Selon la recette communiquée à la Régie fédérale, les vins utilisés pour la
fabrication des Martini sont des vins à haut degré d'alcool (15% selon le
fabriquant, 15,1 et 15,2% selon les analyses de la Régie). Ils font l'objet
de coupages (mélanges de vins blancs), d'une clarification pour les rendre
limpides et incolores, d'une décantation puis d'une filtration (cellulose et
perlite). La préparation aromatique consiste en la macération d'herbes
aromatiques, notamment de l'artemisia, dans de l'alcool à 93% pour le
"Martini Rosso" et 73,5% pour le "Martini Bianco". Une fois coupé, clarifié,
décanté et filtré, le vin est mélangé au sucre (14,3 kg/hl pour le "Rosso" et
15,4 kg/hl pour le "Bianco"), auquel s'ajoute la préparation aromatique, plus
le caramel pour le "Rosso". Le processus de fabrication se termine par une
phase de stabilisation et de filtration, qui précède la mise en bouteille.

B.
Le 30 juin 2005, après avoir procédé à l'analyse des boissons et s'être
renseignée sur leur traitement fiscal dans les pays voisins, la Régie
fédérale a décidé que le "Martini Rosso" et le "Martini Bianco" (nouvelle
formule) étaient des produits alcooliques destinés à la consommation
répondant à la définition de l'art. 23bis al. 1 lettre c Lalc, leur
composition et leurs caractéristiques organoleptiques ne différant guère des
vermouths mis actuellement sur le marché par la requérante sous la
dénomination "Martini Rosso" et "Martini Bianco", qui contiennent tous deux
15% du volume d'alcool.
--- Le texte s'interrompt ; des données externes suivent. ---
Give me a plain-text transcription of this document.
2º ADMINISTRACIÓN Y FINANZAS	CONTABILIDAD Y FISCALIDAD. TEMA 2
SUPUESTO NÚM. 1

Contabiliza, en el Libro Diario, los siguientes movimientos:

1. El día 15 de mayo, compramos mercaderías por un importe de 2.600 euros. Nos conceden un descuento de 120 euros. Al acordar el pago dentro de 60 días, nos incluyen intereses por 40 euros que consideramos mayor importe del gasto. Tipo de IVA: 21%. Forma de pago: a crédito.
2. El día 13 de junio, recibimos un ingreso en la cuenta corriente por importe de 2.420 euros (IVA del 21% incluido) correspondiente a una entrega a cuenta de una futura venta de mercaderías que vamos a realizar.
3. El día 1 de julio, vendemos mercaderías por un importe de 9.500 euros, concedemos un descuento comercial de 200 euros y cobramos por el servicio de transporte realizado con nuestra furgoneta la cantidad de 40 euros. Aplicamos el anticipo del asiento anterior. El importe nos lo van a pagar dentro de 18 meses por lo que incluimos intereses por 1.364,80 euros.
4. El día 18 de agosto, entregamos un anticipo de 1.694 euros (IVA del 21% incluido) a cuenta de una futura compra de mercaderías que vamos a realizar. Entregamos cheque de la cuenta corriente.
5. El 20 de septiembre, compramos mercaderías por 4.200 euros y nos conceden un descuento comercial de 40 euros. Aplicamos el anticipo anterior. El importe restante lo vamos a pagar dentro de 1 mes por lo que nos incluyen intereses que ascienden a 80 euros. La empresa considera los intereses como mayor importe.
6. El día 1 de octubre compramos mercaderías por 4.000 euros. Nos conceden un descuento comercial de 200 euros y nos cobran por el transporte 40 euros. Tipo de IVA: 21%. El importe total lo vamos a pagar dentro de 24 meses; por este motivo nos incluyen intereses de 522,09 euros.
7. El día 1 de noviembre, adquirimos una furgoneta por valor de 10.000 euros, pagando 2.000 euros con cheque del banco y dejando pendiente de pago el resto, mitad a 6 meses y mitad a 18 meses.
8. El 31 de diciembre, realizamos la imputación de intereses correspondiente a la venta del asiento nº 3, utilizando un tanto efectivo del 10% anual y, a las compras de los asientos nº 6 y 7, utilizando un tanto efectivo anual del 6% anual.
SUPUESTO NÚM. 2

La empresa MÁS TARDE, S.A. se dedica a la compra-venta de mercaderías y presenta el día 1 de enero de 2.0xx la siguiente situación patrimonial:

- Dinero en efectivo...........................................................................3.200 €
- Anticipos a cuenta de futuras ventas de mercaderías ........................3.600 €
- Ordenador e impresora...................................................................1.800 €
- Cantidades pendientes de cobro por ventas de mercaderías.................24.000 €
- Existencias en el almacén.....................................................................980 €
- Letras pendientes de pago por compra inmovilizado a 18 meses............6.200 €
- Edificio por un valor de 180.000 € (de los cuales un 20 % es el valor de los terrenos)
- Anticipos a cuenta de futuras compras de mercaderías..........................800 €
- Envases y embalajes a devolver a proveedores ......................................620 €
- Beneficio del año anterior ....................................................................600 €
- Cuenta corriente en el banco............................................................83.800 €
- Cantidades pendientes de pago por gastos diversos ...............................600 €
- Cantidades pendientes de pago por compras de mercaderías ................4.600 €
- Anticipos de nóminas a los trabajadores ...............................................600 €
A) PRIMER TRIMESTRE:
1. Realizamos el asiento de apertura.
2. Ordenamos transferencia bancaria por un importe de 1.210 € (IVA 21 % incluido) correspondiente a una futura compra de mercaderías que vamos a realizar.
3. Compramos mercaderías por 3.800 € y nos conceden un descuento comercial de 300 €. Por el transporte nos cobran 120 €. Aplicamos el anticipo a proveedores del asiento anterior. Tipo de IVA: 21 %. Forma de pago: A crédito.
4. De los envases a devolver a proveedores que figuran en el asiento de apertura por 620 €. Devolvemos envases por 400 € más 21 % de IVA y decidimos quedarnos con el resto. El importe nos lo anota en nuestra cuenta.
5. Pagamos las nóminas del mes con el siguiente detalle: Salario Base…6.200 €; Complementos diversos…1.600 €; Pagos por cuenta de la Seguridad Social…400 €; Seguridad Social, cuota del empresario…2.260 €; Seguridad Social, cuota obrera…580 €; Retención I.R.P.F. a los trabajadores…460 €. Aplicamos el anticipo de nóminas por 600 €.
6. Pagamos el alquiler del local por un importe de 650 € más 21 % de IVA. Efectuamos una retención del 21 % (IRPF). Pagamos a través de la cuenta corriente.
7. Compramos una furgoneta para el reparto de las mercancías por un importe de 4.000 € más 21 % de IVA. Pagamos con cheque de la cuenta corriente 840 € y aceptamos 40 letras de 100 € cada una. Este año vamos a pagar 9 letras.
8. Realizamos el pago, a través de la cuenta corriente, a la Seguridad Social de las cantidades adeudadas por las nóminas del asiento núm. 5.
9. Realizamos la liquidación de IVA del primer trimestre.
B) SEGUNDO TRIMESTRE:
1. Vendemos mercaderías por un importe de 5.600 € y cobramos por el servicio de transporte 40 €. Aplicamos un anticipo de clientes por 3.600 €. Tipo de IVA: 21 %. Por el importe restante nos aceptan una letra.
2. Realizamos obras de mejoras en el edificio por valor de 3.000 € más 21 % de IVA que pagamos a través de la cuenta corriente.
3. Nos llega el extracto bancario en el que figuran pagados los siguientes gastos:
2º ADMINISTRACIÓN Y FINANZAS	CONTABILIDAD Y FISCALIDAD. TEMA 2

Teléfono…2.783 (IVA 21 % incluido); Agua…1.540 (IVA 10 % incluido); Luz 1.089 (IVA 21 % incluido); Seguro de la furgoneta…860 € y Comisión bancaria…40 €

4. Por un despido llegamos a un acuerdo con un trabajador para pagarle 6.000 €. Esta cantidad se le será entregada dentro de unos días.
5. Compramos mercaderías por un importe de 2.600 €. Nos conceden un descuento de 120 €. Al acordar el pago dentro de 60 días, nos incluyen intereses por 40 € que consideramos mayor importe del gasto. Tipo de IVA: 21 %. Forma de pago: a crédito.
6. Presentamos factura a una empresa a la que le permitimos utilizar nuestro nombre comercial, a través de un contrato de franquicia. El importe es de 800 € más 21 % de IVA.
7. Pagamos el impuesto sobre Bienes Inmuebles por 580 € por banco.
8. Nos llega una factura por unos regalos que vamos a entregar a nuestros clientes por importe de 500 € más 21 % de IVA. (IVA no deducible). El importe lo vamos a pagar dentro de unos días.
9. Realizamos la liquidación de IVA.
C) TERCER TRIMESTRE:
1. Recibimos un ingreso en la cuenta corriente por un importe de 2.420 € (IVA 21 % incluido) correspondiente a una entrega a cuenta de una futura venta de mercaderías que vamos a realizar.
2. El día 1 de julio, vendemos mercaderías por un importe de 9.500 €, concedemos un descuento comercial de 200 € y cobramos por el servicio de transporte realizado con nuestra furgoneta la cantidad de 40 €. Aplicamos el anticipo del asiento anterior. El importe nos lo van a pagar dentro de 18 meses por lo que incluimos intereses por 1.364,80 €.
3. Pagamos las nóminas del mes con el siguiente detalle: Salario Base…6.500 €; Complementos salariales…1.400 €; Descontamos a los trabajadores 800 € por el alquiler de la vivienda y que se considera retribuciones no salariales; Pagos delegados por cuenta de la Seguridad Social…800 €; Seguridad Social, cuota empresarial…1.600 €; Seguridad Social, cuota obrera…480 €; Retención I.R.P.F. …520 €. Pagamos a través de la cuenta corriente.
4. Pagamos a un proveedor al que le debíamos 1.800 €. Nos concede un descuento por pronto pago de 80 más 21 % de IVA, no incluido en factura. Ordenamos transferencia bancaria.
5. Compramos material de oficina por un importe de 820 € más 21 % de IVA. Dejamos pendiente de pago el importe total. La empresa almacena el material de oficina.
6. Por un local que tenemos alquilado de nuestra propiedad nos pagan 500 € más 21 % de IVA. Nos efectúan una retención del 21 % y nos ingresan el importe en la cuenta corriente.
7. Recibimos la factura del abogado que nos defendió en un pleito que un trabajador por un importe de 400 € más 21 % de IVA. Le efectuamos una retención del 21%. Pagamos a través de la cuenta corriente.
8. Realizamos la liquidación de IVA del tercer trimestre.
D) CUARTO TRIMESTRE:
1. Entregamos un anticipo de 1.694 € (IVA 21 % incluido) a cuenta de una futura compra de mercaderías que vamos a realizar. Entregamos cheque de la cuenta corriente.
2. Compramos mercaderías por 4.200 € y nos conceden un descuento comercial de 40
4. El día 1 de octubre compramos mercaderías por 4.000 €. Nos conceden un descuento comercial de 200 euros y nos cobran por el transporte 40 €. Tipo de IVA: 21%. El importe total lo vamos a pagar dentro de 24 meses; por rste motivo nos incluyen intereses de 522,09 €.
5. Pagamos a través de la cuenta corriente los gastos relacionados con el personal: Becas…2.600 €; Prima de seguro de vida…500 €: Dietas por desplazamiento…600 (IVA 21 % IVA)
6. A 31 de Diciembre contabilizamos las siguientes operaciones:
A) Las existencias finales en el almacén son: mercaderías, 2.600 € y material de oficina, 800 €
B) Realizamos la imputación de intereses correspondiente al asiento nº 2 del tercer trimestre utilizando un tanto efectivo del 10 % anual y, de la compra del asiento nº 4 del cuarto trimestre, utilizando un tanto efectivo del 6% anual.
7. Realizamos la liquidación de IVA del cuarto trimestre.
Ils devaient par conséquent être soumis, en raison de
leur teneur en alcool ne dépassant pas 22% du volume, "à un impôt réduit sur
l'alcool s'élevant à 14.50 fr. par litre à 100% d'alcool", le "Martini Rosso"
comptant 14,2% vol. d'alcool et 135,2 g/l de sucre et le "Martini Bianco"
14,0% vol. d'alcool et 146,9 g/l de sucre.

C.
Par mémoire du 12 août 2005, X.________ SA a interjeté recours contre la
décision rendue le 30 juin 2005 par la Régie fédérale auprès de la Commission
fédérale de recours en matière d'alcool (ci-après: la Commission fédérale de
recours). Elle se plaignait d'une motivation insuffisante, de la violation de
l'art. 2 al. 2 et 3 Lalc et d'inégalité de traitement par rapport à d'autres
produits.

Par observations complémentaires du 2 juin 2006, la Régie fédérale a exposé
que les produits présentés pour comparaison par X.________ SA (la "Sangria",
le "Fragolino" et le "Frizz") étaient des boissons (7% vol. alc. et plus) ou
des cocktails (jusqu'à 7% vol. alc.) à base de vin certes, mais aromatisées à
l'aide de fruits, d'extraits de fruits ou d'arômes de fruits et non pas à
l'aide de plantes ou autres substances aromatiques. Elles ne pouvaient par
conséquent pas être comparées au vermouth ou autres vins de raisins frais
préparés avec des plantes ou des substances aromatiques dont faisaient partie
les "Martini Rosso" et "Martini Bianco" (nouvelle recette) et ne tombaient
pas sous le coup de l'art. 23bis al. 2 lettre c Lalc. X.________ SA s'est
déterminée le 4 juillet 2006.

D.
Par décision du 23 août 2006, la Commission fédérale de recours a rejeté le
recours de X.________ SA. La décision attaquée, malgré sa brièveté, avait été
suffisamment motivée. L'interprétation littérale, historique et systématique
des art. 2 al. 2 et 23bis Lalc conduisait à considérer le second comme lex
specialis l'emportant sur le premier. L'art. 23bis Lalc constituait une base
légale suffisante pour soumettre les boissons en cause à l'imposition
réduite. Il n'y avait pas d'inégalité de traitement; les produits présentés
pour comparaison ne pouvaient être considérés comme des vermouth ou autres
vins de raisins frais préparés avec des plantes ou des substances
aromatiques, à la différence des produits de X.________ SA qui étaient des
vins de raisins frais préparés en particulier avec de l'artemisia
caractéristique du vermouth. La décision n'était en outre ni arbitraire ni
inopportune.

E.
Agissant par la voie du recours de droit administratif, X.________ SA demande
au Tribunal fédéral, sous suite de frais et dépens, d'annuler la décision
rendue le 23 août 2006 par la Commission fédérale de recours, de constater
que les produits "Martini Rosso" et "Martini Bianco" ne sont pas soumis à la
loi fédérale sur les alcools ni soumis aux droits de monopole. Elle se plaint
de la violation des art. 2 al. 2 et 3 et 23bis Lalc ainsi que  d'inégalité de
traitement et tient la décision attaquée pour contraire au principe de la
légalité, pour arbitraire dans son résultat et inopportune parce que
contraire aux solutions adoptées dans les pays voisins.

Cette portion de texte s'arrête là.